As a high school student, math and science were some of the subjects that I excelled in. Though I LOVED art, english and history, every test, every quiz and every question in math and sciences had one correct answer only – and made life seem easy to me. With university on the horizon, I was on-track to become an engineer and obtained all the necessary marks to get accepted into the prestigious University of Toronto and Waterloo Engineering programs.
Easy choice, right? Nope! A 180-degree turn at the last minute meant I chose to venture into graphic design, thinking I had given up any future hope of a technical career. A choice I sometimes reflect upon, knowing NOW how appropriate it would have been for my passion for motorsports. But nevertheless, it’s something I try not to dwell on…
So imagine my surprise to get an email from one of the TV producers from the Discovery Channel to feature SGR in the Alan Nursall experience!
The Alan Nursall experience is a segment on the Canadian television series Daily Planet that leans toward technology experiments beyond the lab. He’s frequently found interacting with students and people on the streets – “in the field” – and gets a kick out of getting people excited about whatever topic he’s exploring that week – and this is likely why Sweetie Girl Racing was his next target. We’re an excitable bunch!
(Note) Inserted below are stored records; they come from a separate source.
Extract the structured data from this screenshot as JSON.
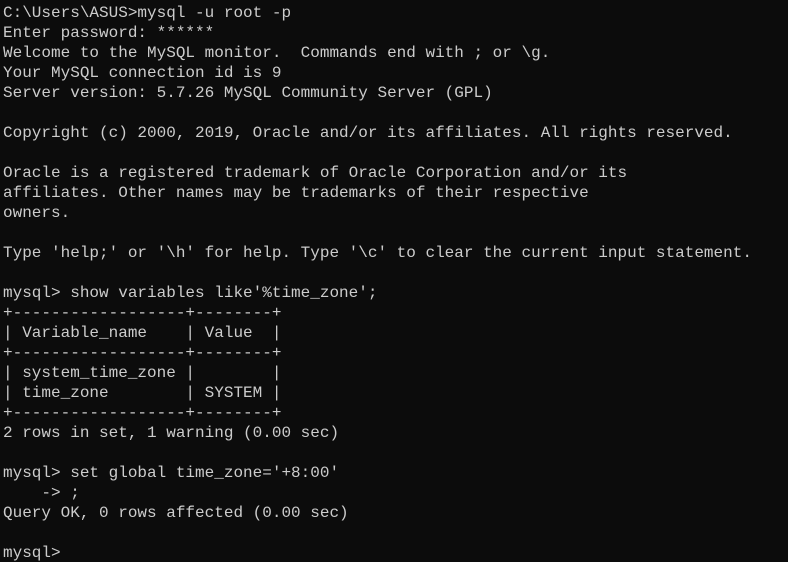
{
  "terminal": {
    "background_color": "#0c0c0c",
    "text_color": "#cccccc",
    "lines": [
      "C:\\Users\\ASUS>mysql -u root -p",
      "Enter password: ******",
      "Welcome to the MySQL monitor.  Commands end with ; or \\g.",
      "Your MySQL connection id is 9",
      "Server version: 5.7.26 MySQL Community Server (GPL)",
      "",
      "Copyright (c) 2000, 2019, Oracle and/or its affiliates. All rights reserved.",
      "",
      "Oracle is a registered trademark of Oracle Corporation and/or its",
      "affiliates. Other names may be trademarks of their respective",
      "owners.",
      "",
      "Type 'help;' or '\\h' for help. Type '\\c' to clear the current input statement.",
      "",
      "mysql> show variables like'%time_zone';",
      "+------------------+--------+",
      "| Variable_name    | Value  |",
      "+------------------+--------+",
      "| system_time_zone |        |",
      "| time_zone        | SYSTEM |",
      "+------------------+--------+",
      "2 rows in set, 1 warning (0.00 sec)",
      "",
      "mysql> set global time_zone='+8:00'",
      "    -> ;",
      "Query OK, 0 rows affected (0.00 sec)",
      "",
      "mysql>"
    ]
  }
}
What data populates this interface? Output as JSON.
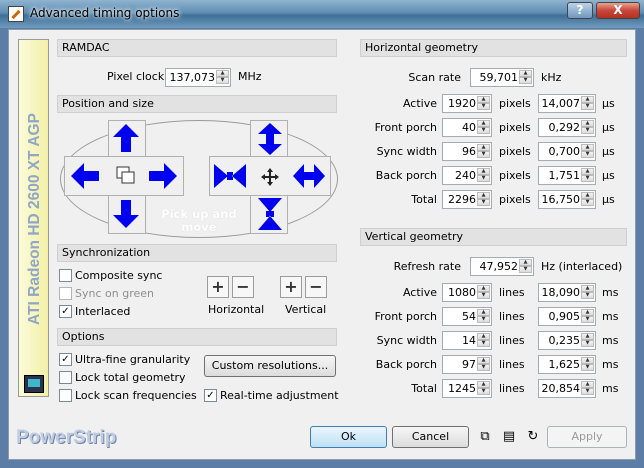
{
  "window": {
    "title": "Advanced timing options",
    "help": "?",
    "close": "X"
  },
  "sidebar": {
    "device": "ATI Radeon HD 2600 XT AGP",
    "brand": "PowerStrip"
  },
  "ramdac": {
    "header": "RAMDAC",
    "pixel_clock_label": "Pixel clock",
    "pixel_clock": "137,073",
    "unit": "MHz"
  },
  "position": {
    "header": "Position and size",
    "pick_text_1": "Pick up and",
    "pick_text_2": "move"
  },
  "sync": {
    "header": "Synchronization",
    "composite": "Composite sync",
    "composite_checked": false,
    "sync_on_green": "Sync on green",
    "sync_on_green_checked": false,
    "interlaced": "Interlaced",
    "interlaced_checked": true,
    "horizontal": "Horizontal",
    "vertical": "Vertical"
  },
  "options": {
    "header": "Options",
    "ultra_fine": "Ultra-fine granularity",
    "ultra_fine_checked": true,
    "lock_total": "Lock total geometry",
    "lock_total_checked": false,
    "lock_scan": "Lock scan frequencies",
    "lock_scan_checked": false,
    "custom_button": "Custom resolutions...",
    "realtime": "Real-time adjustment",
    "realtime_checked": true
  },
  "horizontal": {
    "header": "Horizontal geometry",
    "scan_rate_label": "Scan rate",
    "scan_rate": "59,701",
    "scan_rate_unit": "kHz",
    "rows": [
      {
        "label": "Active",
        "value": "1920",
        "unit": "pixels",
        "time": "14,007",
        "time_unit": "µs"
      },
      {
        "label": "Front porch",
        "value": "40",
        "unit": "pixels",
        "time": "0,292",
        "time_unit": "µs"
      },
      {
        "label": "Sync width",
        "value": "96",
        "unit": "pixels",
        "time": "0,700",
        "time_unit": "µs"
      },
      {
        "label": "Back porch",
        "value": "240",
        "unit": "pixels",
        "time": "1,751",
        "time_unit": "µs"
      },
      {
        "label": "Total",
        "value": "2296",
        "unit": "pixels",
        "time": "16,750",
        "time_unit": "µs"
      }
    ]
  },
  "vertical": {
    "header": "Vertical geometry",
    "refresh_label": "Refresh rate",
    "refresh": "47,952",
    "refresh_unit": "Hz (interlaced)",
    "rows": [
      {
        "label": "Active",
        "value": "1080",
        "unit": "lines",
        "time": "18,090",
        "time_unit": "ms"
      },
      {
        "label": "Front porch",
        "value": "54",
        "unit": "lines",
        "time": "0,905",
        "time_unit": "ms"
      },
      {
        "label": "Sync width",
        "value": "14",
        "unit": "lines",
        "time": "0,235",
        "time_unit": "ms"
      },
      {
        "label": "Back porch",
        "value": "97",
        "unit": "lines",
        "time": "1,625",
        "time_unit": "ms"
      },
      {
        "label": "Total",
        "value": "1245",
        "unit": "lines",
        "time": "20,854",
        "time_unit": "ms"
      }
    ]
  },
  "footer": {
    "ok": "Ok",
    "cancel": "Cancel",
    "apply": "Apply"
  },
  "colors": {
    "arrow": "#0000ee",
    "accent": "#3c7fb1"
  }
}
So on Friday June 24, the Alan Nursall Experience teamed up with Sweetie Girl Racing to explore the science and geometry of the perfect racing line. Filming on a weekday proved difficult for a lot of our current Team SGR members, who carry full time jobs during the day. Luckily, summer had just broke out and we were fortunate to round up Katie Cheung, Brooke Trefry, Laura and Lilla Rupert, Varmini Singh and Shelby Grant – past participants and graduates of the Team SGR Kart Racing Experience – to strut our stuff!
The majority of the segment is focused on the central section of the Grand Prix Kartways track, where a combination of quick turns around corners of various lengths make up the most technical part of the track. We laid down pylons and explained the fundamentals of the optimum line – the best combination of arcs through corners and paths down the straights – as a tool to put yourself in a position to post the fastest possible time around the track. There were hits, there were misses, and everyone LOVED it!
We finished off the segment demonstrating the Brachistochrone theory with two separate ramps and some hot wheel cars. Sounds easy enough, until you’re on the seventh take and the word “Brachistochrone” caused Alan to go into a series of tongue twisting mishaps that had myself and the girls giggling. Who said show business was easy?